Elisa: A tal proposito ci sono tantissime persone, che pur essendo “italiani di fatto” dopo anni ed anni nel territorio italiano non sono stati riconosciuti dalla legge come tali. Questa questione si riversa anche in tantissimi altri ambiti, come ad esempio nei bandi e concorsi pubblici, in cui l’essere italiano è un requisito obbligatorio per far domanda; ignorando e dimenticando le realtà dei titolari di carta permanente di soggiorno/ permesso di soggiorno di lungo termine ecc. C’è ancora tanto da lavorare, però sono fiduciosa nel cambiamento.
Con la pandemia da Coronavirus la Cina è stata al centro dell’attenzione, come hai vissuto la vicenda?

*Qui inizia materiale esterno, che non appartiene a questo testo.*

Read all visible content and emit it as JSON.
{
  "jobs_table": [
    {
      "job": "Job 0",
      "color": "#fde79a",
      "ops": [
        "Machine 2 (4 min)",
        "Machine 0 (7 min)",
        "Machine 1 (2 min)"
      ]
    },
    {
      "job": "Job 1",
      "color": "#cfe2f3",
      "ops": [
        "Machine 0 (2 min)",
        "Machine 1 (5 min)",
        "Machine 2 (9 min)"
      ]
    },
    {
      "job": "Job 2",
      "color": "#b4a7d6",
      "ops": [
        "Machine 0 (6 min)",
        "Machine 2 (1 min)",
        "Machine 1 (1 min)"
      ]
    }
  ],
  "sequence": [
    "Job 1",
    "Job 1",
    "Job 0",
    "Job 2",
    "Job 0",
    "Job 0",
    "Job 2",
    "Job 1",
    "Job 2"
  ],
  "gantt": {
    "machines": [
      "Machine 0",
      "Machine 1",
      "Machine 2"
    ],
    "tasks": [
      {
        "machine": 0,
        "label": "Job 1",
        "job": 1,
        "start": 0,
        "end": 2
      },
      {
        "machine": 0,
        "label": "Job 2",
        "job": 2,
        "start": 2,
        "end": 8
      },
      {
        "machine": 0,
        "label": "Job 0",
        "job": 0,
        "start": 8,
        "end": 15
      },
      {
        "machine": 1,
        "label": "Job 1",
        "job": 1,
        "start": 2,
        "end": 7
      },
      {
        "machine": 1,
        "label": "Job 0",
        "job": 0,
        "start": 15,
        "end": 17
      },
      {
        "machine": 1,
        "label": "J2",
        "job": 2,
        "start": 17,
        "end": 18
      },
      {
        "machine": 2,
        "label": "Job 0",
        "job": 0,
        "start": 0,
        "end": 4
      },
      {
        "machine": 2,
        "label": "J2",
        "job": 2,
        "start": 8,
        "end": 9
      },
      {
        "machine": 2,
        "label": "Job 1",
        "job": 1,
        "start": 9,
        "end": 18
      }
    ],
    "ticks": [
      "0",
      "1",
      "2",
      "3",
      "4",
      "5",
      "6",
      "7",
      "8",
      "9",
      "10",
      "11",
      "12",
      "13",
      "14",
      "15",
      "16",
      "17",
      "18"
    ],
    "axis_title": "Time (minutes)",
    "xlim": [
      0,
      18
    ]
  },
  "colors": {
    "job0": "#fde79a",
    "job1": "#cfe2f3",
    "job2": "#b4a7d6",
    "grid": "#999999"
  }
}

Marco: Questa vicenda mi ha molto coinvolto. Ci sono state varie fasi. Una prima, nel momento dello scoppio della pandemia, che aveva creato diffidenza nei confronti dei cittadini di origine cinese e delle loro attività in Italia. Una seconda fase, più morbida, quando il comportamento della comunità cinese ha contribuito fattivamente al contenimento del virus. La fase attuale è tutta da scrivere, molto influenzata dalla geopolitica internazionale. Per cui la pandemia viene utilizzata nella contrapposizione nei confronti della Cina, causando un sentimento ostile nei confronti dei cittadini asiatici.
Negli USA le statistiche indicano una crescita dei reati di odio razziale nei confronti dei cittadini di origine asiatica. In Italia non abbiamo delle statistiche così precise, ma è palpabile un sentimento diverso rispetto alle fasi precedenti.
Elisa: Appartenere ad una minoranza non è mai facile, se poi ci si aggiunge la combinazione fatale di ignoranza e razzismo, che può essere individuato in diverse forme, dalle micro aggressioni del lessico alla violenza fisica e verbale, la risposta diventa scontata ed immediata: la si vive male. Ci sono stati diversi episodi di aggressioni in Italia come nel resto del mondo contro persone dai lineamenti asiatici, che siano stati conseguenza diretta della pandemia o meno, tutto questo è inaccettabile e barbarico.